Of that increase, $558.7 million is due to increased post-employment liabilities on top of the city’s increasing pension debt because of a change in state law, said Chief Financial Officer Jennie Huang Bennett. 

The rest of that increase was created by the Sales Tax Securitization Corp., which Mayor Rahm Emanuel’s administration created last year to borrow against its sales tax receipts, as part of an accounting change, city officials said.

Huang Bennett likened those liabilities to a family’s total mortgage, car and student loan debt, which are set to be paid off over several decades.

In all, the city has $30 billion worth of pension debt, Huang Bennett said.

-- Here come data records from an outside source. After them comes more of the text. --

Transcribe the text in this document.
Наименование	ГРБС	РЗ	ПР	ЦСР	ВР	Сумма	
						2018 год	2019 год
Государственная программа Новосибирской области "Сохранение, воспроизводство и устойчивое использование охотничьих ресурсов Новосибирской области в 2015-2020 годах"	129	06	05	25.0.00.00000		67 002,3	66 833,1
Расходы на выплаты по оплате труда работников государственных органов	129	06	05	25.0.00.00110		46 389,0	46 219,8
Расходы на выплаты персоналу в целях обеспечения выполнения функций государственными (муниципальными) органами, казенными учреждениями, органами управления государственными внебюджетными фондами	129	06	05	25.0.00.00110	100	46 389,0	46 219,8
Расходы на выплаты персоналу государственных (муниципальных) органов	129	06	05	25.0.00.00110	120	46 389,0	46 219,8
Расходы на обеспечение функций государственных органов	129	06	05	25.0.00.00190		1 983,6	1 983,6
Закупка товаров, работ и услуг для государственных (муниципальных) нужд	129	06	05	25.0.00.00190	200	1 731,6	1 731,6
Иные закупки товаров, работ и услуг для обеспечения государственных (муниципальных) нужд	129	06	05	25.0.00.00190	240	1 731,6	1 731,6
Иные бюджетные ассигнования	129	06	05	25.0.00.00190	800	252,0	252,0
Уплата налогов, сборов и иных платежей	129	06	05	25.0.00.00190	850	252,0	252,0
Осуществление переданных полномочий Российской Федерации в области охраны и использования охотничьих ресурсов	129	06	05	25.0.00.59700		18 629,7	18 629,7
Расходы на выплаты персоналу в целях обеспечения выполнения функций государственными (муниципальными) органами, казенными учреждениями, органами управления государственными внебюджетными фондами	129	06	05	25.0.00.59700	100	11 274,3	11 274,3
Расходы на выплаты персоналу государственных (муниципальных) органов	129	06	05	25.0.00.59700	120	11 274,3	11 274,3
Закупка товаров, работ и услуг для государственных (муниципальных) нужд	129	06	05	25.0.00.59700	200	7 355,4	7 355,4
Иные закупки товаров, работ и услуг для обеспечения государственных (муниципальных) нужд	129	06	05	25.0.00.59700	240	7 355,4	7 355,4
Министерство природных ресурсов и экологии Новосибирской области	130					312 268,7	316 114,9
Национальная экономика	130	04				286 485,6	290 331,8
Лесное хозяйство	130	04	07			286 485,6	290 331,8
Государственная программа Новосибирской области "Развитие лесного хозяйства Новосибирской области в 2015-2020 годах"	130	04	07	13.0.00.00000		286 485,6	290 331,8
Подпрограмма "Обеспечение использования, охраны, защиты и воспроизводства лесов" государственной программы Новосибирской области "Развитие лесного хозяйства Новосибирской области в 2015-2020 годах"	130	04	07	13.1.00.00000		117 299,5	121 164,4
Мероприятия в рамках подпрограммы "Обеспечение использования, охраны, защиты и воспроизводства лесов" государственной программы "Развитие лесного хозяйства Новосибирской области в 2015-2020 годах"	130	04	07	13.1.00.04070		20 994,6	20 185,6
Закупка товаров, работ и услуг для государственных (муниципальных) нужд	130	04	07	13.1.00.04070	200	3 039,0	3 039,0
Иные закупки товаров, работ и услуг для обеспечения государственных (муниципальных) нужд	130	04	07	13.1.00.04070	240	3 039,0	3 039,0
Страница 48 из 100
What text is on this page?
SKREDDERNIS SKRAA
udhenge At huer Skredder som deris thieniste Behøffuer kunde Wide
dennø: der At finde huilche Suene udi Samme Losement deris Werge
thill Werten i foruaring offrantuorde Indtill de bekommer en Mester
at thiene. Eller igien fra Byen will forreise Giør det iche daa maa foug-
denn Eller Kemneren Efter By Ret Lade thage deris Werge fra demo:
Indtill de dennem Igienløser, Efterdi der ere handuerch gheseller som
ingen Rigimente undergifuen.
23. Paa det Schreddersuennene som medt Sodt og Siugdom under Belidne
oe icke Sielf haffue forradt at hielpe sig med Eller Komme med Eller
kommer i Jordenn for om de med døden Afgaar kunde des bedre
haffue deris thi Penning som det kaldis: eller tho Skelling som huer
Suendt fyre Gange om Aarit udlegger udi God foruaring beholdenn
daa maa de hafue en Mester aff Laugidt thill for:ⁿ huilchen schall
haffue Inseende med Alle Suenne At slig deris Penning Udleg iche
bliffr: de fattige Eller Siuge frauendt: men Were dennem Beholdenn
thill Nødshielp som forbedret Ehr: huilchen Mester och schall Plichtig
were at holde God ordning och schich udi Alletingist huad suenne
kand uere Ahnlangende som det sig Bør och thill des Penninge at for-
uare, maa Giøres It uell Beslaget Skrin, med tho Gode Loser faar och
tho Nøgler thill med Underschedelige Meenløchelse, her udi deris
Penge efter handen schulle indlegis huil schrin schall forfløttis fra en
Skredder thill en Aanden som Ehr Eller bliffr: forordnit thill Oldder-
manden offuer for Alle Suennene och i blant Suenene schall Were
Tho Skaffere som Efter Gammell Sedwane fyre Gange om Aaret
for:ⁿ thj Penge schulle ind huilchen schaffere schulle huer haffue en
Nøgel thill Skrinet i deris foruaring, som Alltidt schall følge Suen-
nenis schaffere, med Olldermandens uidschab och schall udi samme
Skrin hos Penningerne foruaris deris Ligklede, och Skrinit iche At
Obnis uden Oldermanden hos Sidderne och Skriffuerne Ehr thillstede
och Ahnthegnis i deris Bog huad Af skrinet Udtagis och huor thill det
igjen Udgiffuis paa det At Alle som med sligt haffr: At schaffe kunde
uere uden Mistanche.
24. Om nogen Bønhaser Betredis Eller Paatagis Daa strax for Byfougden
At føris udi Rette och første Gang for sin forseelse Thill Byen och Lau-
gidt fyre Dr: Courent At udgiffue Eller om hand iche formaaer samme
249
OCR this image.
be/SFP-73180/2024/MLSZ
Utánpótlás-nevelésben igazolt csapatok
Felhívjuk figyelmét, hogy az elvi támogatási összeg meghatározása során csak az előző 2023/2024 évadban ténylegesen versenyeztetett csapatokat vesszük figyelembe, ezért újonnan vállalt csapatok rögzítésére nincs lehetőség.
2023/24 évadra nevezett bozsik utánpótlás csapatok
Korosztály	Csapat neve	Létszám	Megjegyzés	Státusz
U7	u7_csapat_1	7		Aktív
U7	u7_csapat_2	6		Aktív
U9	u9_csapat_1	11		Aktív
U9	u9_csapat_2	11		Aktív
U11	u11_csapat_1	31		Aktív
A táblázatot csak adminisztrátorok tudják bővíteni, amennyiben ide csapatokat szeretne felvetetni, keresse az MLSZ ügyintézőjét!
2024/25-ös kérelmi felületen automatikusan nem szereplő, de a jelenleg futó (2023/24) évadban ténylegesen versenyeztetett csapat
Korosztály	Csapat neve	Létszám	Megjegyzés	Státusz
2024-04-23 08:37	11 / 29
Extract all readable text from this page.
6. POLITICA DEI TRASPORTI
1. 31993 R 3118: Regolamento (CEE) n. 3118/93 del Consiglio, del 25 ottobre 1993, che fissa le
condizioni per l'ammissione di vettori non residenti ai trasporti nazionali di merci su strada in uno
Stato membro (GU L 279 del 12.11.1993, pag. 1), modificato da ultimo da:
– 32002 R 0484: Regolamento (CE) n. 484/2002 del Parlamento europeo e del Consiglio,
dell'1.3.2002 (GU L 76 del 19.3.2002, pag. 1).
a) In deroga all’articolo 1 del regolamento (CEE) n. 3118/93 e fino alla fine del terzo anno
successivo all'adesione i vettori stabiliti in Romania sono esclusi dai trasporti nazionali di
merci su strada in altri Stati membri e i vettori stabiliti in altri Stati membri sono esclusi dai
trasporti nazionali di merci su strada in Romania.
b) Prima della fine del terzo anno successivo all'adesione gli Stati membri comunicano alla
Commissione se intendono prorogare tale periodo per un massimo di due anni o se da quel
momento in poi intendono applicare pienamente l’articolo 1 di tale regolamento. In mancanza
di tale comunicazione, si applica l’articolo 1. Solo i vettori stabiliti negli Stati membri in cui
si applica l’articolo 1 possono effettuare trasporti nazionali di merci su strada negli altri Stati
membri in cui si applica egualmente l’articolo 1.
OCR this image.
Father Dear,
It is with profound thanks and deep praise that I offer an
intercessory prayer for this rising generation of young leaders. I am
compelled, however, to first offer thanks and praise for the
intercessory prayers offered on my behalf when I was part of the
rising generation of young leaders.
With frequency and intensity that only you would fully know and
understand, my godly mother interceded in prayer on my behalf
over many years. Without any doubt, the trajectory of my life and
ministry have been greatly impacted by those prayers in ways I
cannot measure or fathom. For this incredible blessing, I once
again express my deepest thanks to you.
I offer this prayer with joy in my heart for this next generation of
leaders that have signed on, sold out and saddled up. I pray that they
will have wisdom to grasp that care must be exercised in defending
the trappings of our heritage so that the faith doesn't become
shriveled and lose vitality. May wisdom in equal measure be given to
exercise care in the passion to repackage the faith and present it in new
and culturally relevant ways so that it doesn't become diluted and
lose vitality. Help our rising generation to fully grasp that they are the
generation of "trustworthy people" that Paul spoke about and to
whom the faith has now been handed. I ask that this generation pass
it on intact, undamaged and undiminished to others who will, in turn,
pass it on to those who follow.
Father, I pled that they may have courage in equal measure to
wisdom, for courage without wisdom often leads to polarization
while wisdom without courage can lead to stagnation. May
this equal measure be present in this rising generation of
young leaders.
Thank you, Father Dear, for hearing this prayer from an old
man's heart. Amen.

The 2018 Certified Annual Financial Report — along with finalized 2019 numbers — will help Lightfoot’s financial team craft a 2020 budget proposal, Huang Bennett said.

Former Emanuel faced a $635.7 million gap in 2011 after taking over from former Mayor Richard M. Daley.

In a letter released with the report, Mayor Lori Lightfoot acknowledged that the city was facing “extraordinary financial challenges driven by a legacy of pension liabilities, mounting personnel contract increases and growing debt service obligations — all of which are long in the making.”

Lightfoot said she and her term were hard at work developing “a sustainable roadmap for the future.”

“We are committed to putting Chicago’s house in order,” Lightfoot said.